In [1]:
import torch
from transformers import RobertaTokenizer, RobertaForSequenceClassification
from torch.utils.data import Dataset, DataLoader
from sklearn.metrics import accuracy_score
import pandas as pd

In [2]:
file_path = "/content/Field data.xlsx"
df = pd.read_excel(file_path)

In [None]:
texts = []
labels = []
label_number = 0
for column in df.columns:
  print(column)
  for index, value in df[column].items():
    # print(f"Row {index}: {value}")
    if pd.notna(value):
      texts.append(value)
      labels.append(label_number)
  label_number += 1

In [None]:
len(texts), len(labels)

(874, 874)

In [5]:
from sklearn.model_selection import train_test_split

texts_train, texts_val, labels_train, labels_val = train_test_split(texts, labels, test_size=0.2, random_state=42)

print("Training set length:", len(texts_train))
print("Validation set length:", len(texts_val))

Training set length: 699
Validation set length: 175


In [6]:
# Define your dataset class
class FieldNameDataset(Dataset):
    def __init__(self, texts, labels, tokenizer, max_length):
        self.texts = texts
        self.labels = labels
        self.tokenizer = tokenizer
        self.max_length = max_length

    def __len__(self):
        return len(self.texts)

    def __getitem__(self, idx):
        text = self.texts[idx]
        label = self.labels[idx]

        encoding = self.tokenizer(text, truncation=True, padding='max_length', max_length=self.max_length, return_tensors='pt')
        input_ids = encoding['input_ids'].squeeze()
        attention_mask = encoding['attention_mask'].squeeze()

        return {
            'input_ids': input_ids,
            'attention_mask': attention_mask,
            'label': label
        }

# Example dataset
# texts = ["Please enter your name:", "What is your age?", "Please provide your address:", "Enter your email address:"]
# labels = [1, 0, 2, 3]  # Label 1: Name, Label 2: Age, Label 3: Address, Label 4: Email

# Initialize RoBERTa tokenizer and model
tokenizer = RobertaTokenizer.from_pretrained('roberta-base')
model = RobertaForSequenceClassification.from_pretrained('roberta-base', num_labels=10) # Change num_labels according to your number of classes

# Define hyperparameters
batch_size = 4
max_length = 32
learning_rate = 2e-5
num_epochs = 5

# Split the dataset into train and validation sets
train_texts = texts_train
train_labels = labels_train
val_texts = texts_val
val_labels = labels_val

# Create datasets and dataloaders for training and validation
train_dataset = FieldNameDataset(train_texts, train_labels, tokenizer, max_length)
train_dataloader = DataLoader(train_dataset, batch_size=batch_size, shuffle=True)
val_dataset = FieldNameDataset(val_texts, val_labels, tokenizer, max_length)
val_dataloader = DataLoader(val_dataset, batch_size=batch_size, shuffle=False)
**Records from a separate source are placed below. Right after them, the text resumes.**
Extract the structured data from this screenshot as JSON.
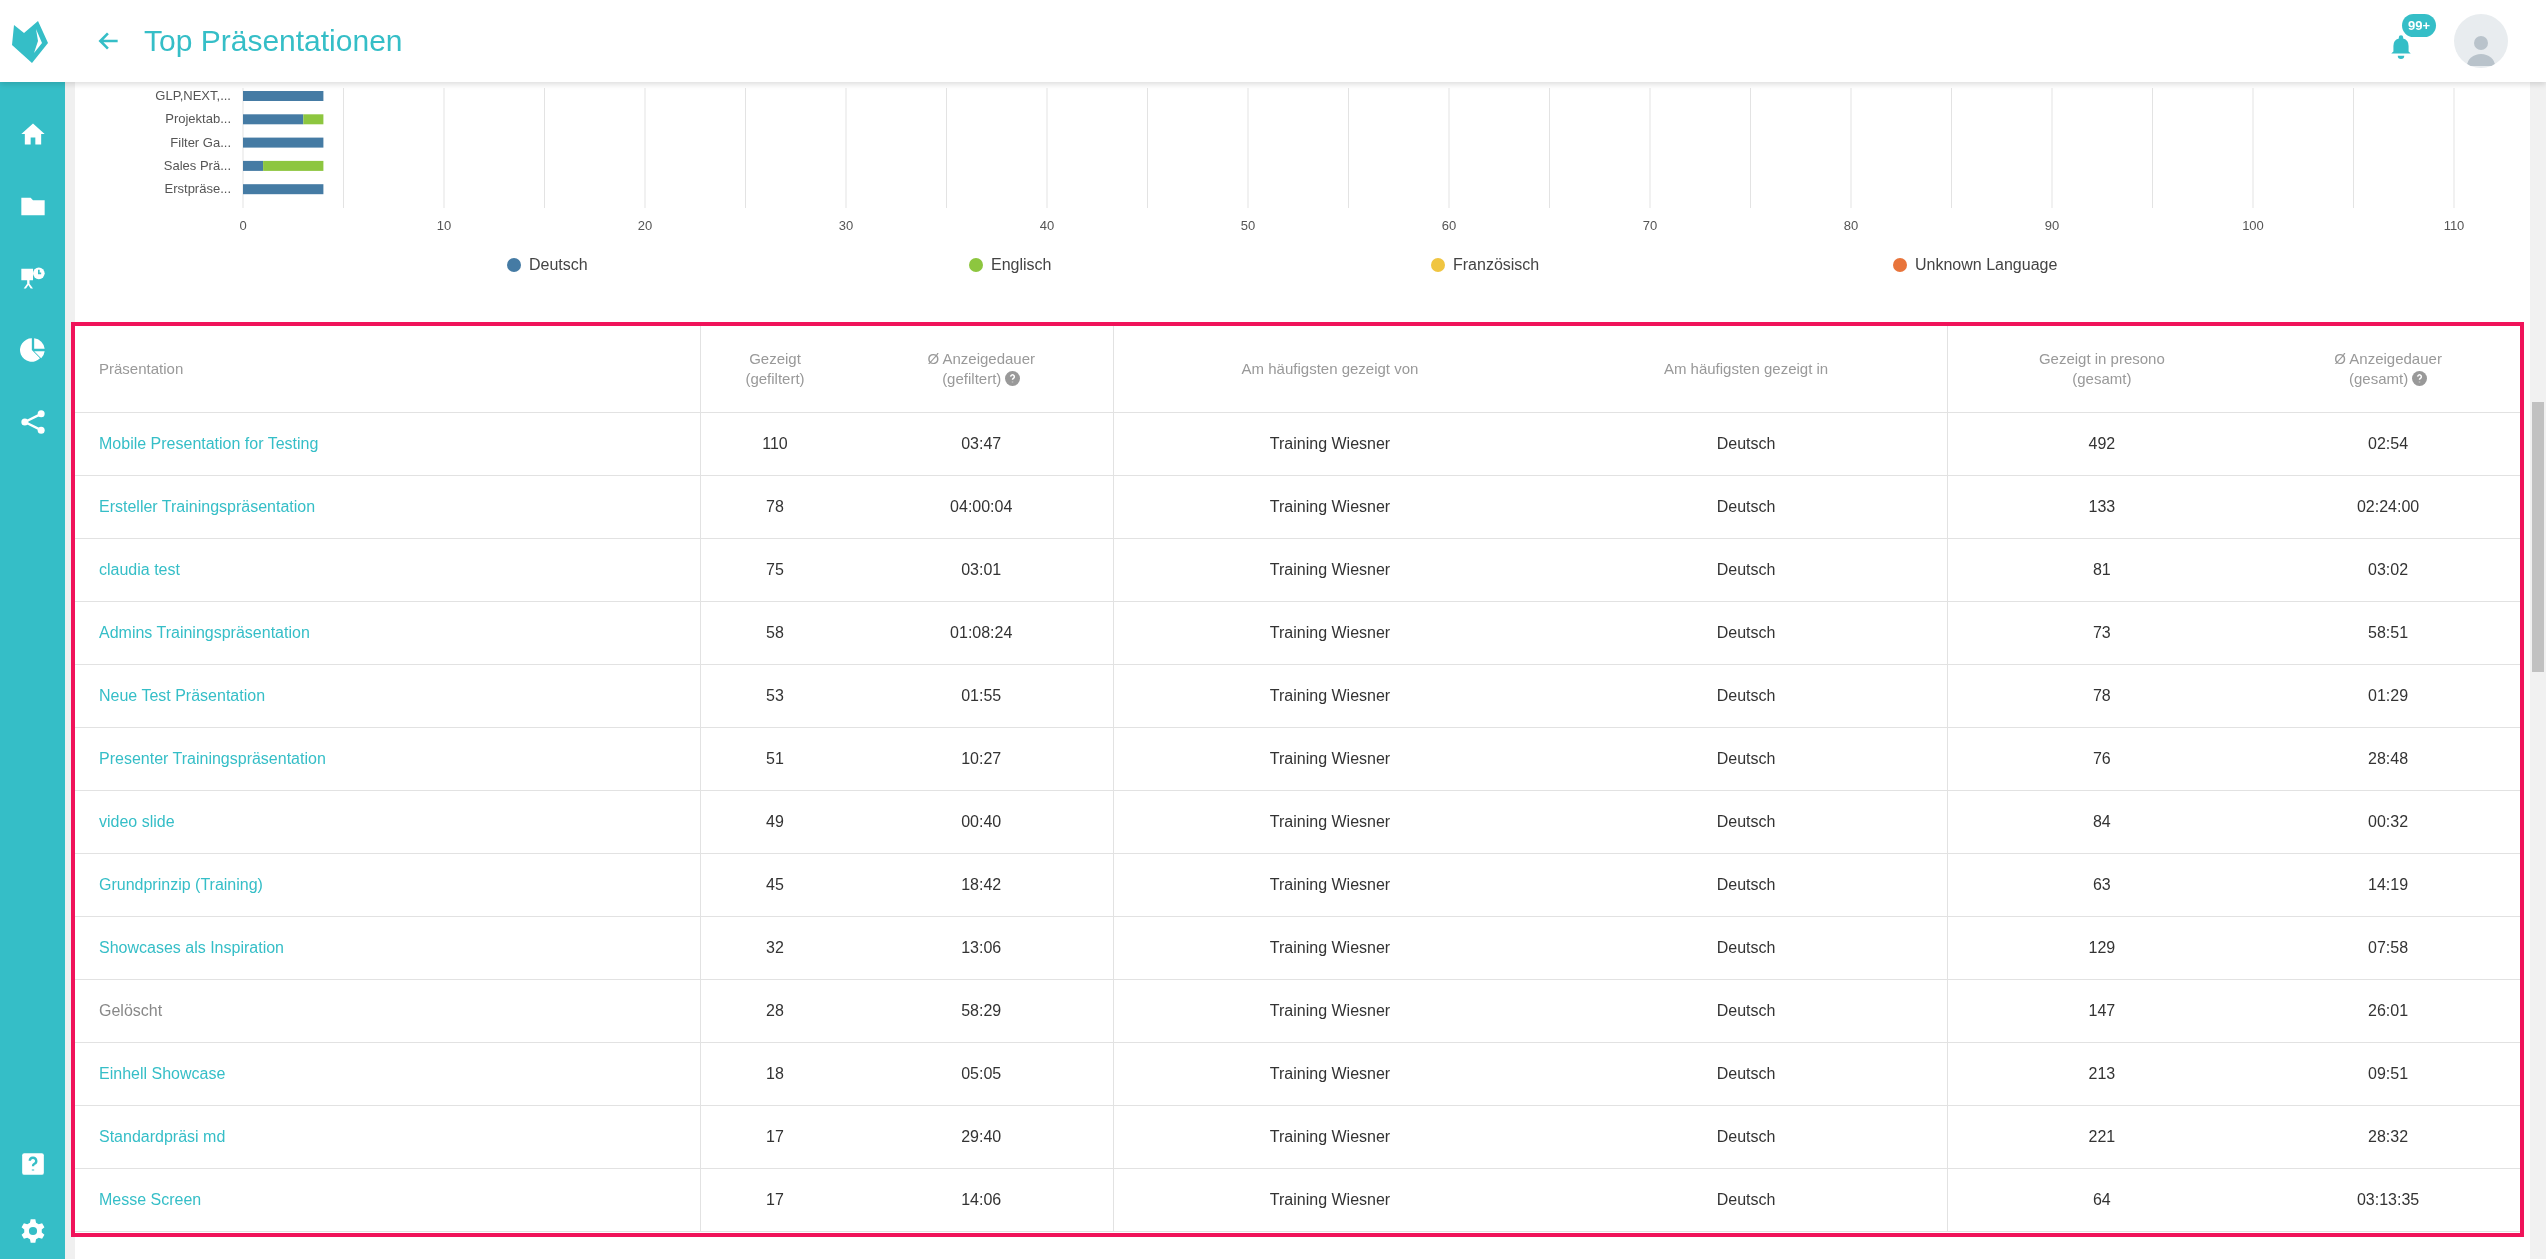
{
  "header": {
    "title": "Top Präsentationen",
    "notification_badge": "99+"
  },
  "sidebar": {
    "items": [
      {
        "kind": "home"
      },
      {
        "kind": "folder"
      },
      {
        "kind": "presentation"
      },
      {
        "kind": "pie"
      },
      {
        "kind": "share"
      }
    ],
    "bottom_items": [
      {
        "kind": "help"
      },
      {
        "kind": "settings"
      }
    ]
  },
  "chart": {
    "chart_data": {
      "type": "bar",
      "orientation": "horizontal",
      "stacked": true,
      "grid": true,
      "legend": "bottom",
      "categories": [
        "GLP,NEXT,...",
        "Projektab...",
        "Filter Ga...",
        "Sales Prä...",
        "Erstpräse..."
      ],
      "series": [
        {
          "name": "Deutsch",
          "color": "#457ba4",
          "values": [
            4,
            3,
            4,
            1,
            4
          ]
        },
        {
          "name": "Englisch",
          "color": "#8dc63f",
          "values": [
            0,
            1,
            0,
            3,
            0
          ]
        },
        {
          "name": "Französisch",
          "color": "#f0c541",
          "values": [
            0,
            0,
            0,
            0,
            0
          ]
        },
        {
          "name": "Unknown Language",
          "color": "#e8743b",
          "values": [
            0,
            0,
            0,
            0,
            0
          ]
        }
      ],
      "xlim": [
        0,
        110
      ],
      "xticks": [
        0,
        10,
        20,
        30,
        40,
        50,
        60,
        70,
        80,
        90,
        100,
        110
      ]
    }
  },
  "table": {
    "columns": [
      {
        "label": "Präsentation",
        "help": false
      },
      {
        "label": "Gezeigt",
        "sub": "(gefiltert)",
        "help": false
      },
      {
        "label": "Ø Anzeigedauer",
        "sub": "(gefiltert)",
        "help": true
      },
      {
        "label": "Am häufigsten gezeigt von",
        "help": false
      },
      {
        "label": "Am häufigsten gezeigt in",
        "help": false
      },
      {
        "label": "Gezeigt in presono",
        "sub": "(gesamt)",
        "help": false
      },
      {
        "label": "Ø Anzeigedauer",
        "sub": "(gesamt)",
        "help": true
      }
    ],
    "rows": [
      {
        "deleted": false,
        "cells": [
          "Mobile Presentation for Testing",
          "110",
          "03:47",
          "Training Wiesner",
          "Deutsch",
          "492",
          "02:54"
        ]
      },
      {
        "deleted": false,
        "cells": [
          "Ersteller Trainingspräsentation",
          "78",
          "04:00:04",
          "Training Wiesner",
          "Deutsch",
          "133",
          "02:24:00"
        ]
      },
      {
        "deleted": false,
        "cells": [
          "claudia test",
          "75",
          "03:01",
          "Training Wiesner",
          "Deutsch",
          "81",
          "03:02"
        ]
      },
      {
        "deleted": false,
        "cells": [
          "Admins Trainingspräsentation",
          "58",
          "01:08:24",
          "Training Wiesner",
          "Deutsch",
          "73",
          "58:51"
        ]
      },
      {
        "deleted": false,
        "cells": [
          "Neue Test Präsentation",
          "53",
          "01:55",
          "Training Wiesner",
          "Deutsch",
          "78",
          "01:29"
        ]
      },
      {
        "deleted": false,
        "cells": [
          "Presenter Trainingspräsentation",
          "51",
          "10:27",
          "Training Wiesner",
          "Deutsch",
          "76",
          "28:48"
        ]
      },
      {
        "deleted": false,
        "cells": [
          "video slide",
          "49",
          "00:40",
          "Training Wiesner",
          "Deutsch",
          "84",
          "00:32"
        ]
      },
      {
        "deleted": false,
        "cells": [
          "Grundprinzip (Training)",
          "45",
          "18:42",
          "Training Wiesner",
          "Deutsch",
          "63",
          "14:19"
        ]
      },
      {
        "deleted": false,
        "cells": [
          "Showcases als Inspiration",
          "32",
          "13:06",
          "Training Wiesner",
          "Deutsch",
          "129",
          "07:58"
        ]
      },
      {
        "deleted": true,
        "cells": [
          "Gelöscht",
          "28",
          "58:29",
          "Training Wiesner",
          "Deutsch",
          "147",
          "26:01"
        ]
      },
      {
        "deleted": false,
        "cells": [
          "Einhell Showcase",
          "18",
          "05:05",
          "Training Wiesner",
          "Deutsch",
          "213",
          "09:51"
        ]
      },
      {
        "deleted": false,
        "cells": [
          "Standardpräsi md",
          "17",
          "29:40",
          "Training Wiesner",
          "Deutsch",
          "221",
          "28:32"
        ]
      },
      {
        "deleted": false,
        "cells": [
          "Messe Screen",
          "17",
          "14:06",
          "Training Wiesner",
          "Deutsch",
          "64",
          "03:13:35"
        ]
      }
    ]
  }
}
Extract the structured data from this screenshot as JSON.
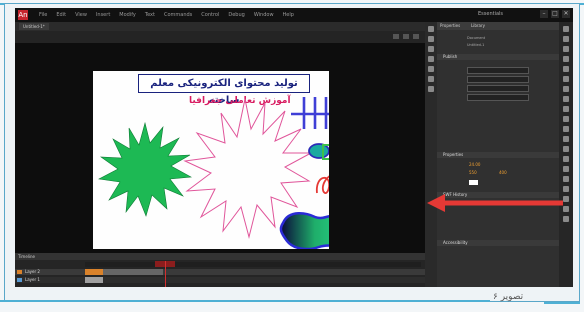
{
  "app": {
    "logo": "An",
    "menu": [
      "File",
      "Edit",
      "View",
      "Insert",
      "Modify",
      "Text",
      "Commands",
      "Control",
      "Debug",
      "Window",
      "Help"
    ],
    "workspace": "Essentials",
    "window_buttons": [
      "–",
      "□",
      "✕"
    ]
  },
  "document": {
    "tab": "Untitled-1*",
    "stage": {
      "title": "تولید محتوای الکترونیکی معلم ساخته",
      "subtitle": "آموزش تعاملی جغرافیا"
    }
  },
  "timeline": {
    "tab": "Timeline",
    "layers": [
      {
        "name": "Layer 2",
        "color": "#d9822b"
      },
      {
        "name": "Layer 1",
        "color": "#5a9bd4"
      }
    ]
  },
  "properties": {
    "tabs": [
      "Properties",
      "Library"
    ],
    "doc_label": "Document",
    "doc_name": "Untitled-1",
    "sections": [
      "Publish",
      "Properties",
      "SWF History",
      "Accessibility"
    ],
    "fps_value": "24.00",
    "size_w": "550",
    "size_h": "400"
  },
  "colors": {
    "accent_arrow": "#e53935",
    "star_green": "#1db954",
    "stage_bg": "#fefefe",
    "frame_border": "#4fb0d4"
  },
  "caption": "تصویر ۶"
}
# Define optimizer and loss function
optimizer = torch.optim.AdamW(model.parameters(), lr=learning_rate)
loss_fn = torch.nn.CrossEntropyLoss()

# Training loop
for epoch in range(num_epochs):
    # Training
    model.train()
    total_loss = 0
    predictions_train = []
    true_labels_train = []
    for batch in train_dataloader:
        input_ids = batch['input_ids']
        attention_mask = batch['attention_mask']
        labels = batch['label']

        optimizer.zero_grad()
        outputs = model(input_ids=input_ids, attention_mask=attention_mask, labels=labels)
        loss = outputs.loss
        total_loss += loss.item()

        loss.backward()
        optimizer.step()

        predictions_train.extend(torch.argmax(outputs.logits, dim=1).tolist())
        true_labels_train.extend(labels.tolist())

    avg_loss = total_loss / len(train_dataloader)
    train_accuracy = accuracy_score(true_labels_train, predictions_train)

    # Validation
    model.eval()
    predictions_val = []
    true_labels_val = []
    for batch in val_dataloader:
        input_ids = batch['input_ids']
        attention_mask = batch['attention_mask']
        labels = batch['label']

        with torch.no_grad():
            outputs = model(input_ids=input_ids, attention_mask=attention_mask, labels=labels)

        predictions_val.extend(torch.argmax(outputs.logits, dim=1).tolist())
        true_labels_val.extend(labels.tolist())

    val_accuracy = accuracy_score(true_labels_val, predictions_val)
    # print(true_labels_val)
    # print(predictions_val)

    print(f'Epoch {epoch+1}/{num_epochs}, Train Loss: {avg_loss:.4f}, Train Accuracy: {train_accuracy:.4f}, Val Accuracy: {val_accuracy:.4f}')

The secret `HF_TOKEN` does not exist in your Colab secrets.
To authenticate with the Hugging Face Hub, create a token in your settings tab (https://huggingface.co/settings/tokens), set it as secret in your Google Colab and restart your session.
You will be able to reuse this secret in all of your notebooks.
Please note that authentication is recommended but still optional to access public models or datasets.


tokenizer_config.json:   0%|          | 0.00/25.0 [00:00<?, ?B/s]

vocab.json:   0%|          | 0.00/899k [00:00<?, ?B/s]

merges.txt:   0%|          | 0.00/456k [00:00<?, ?B/s]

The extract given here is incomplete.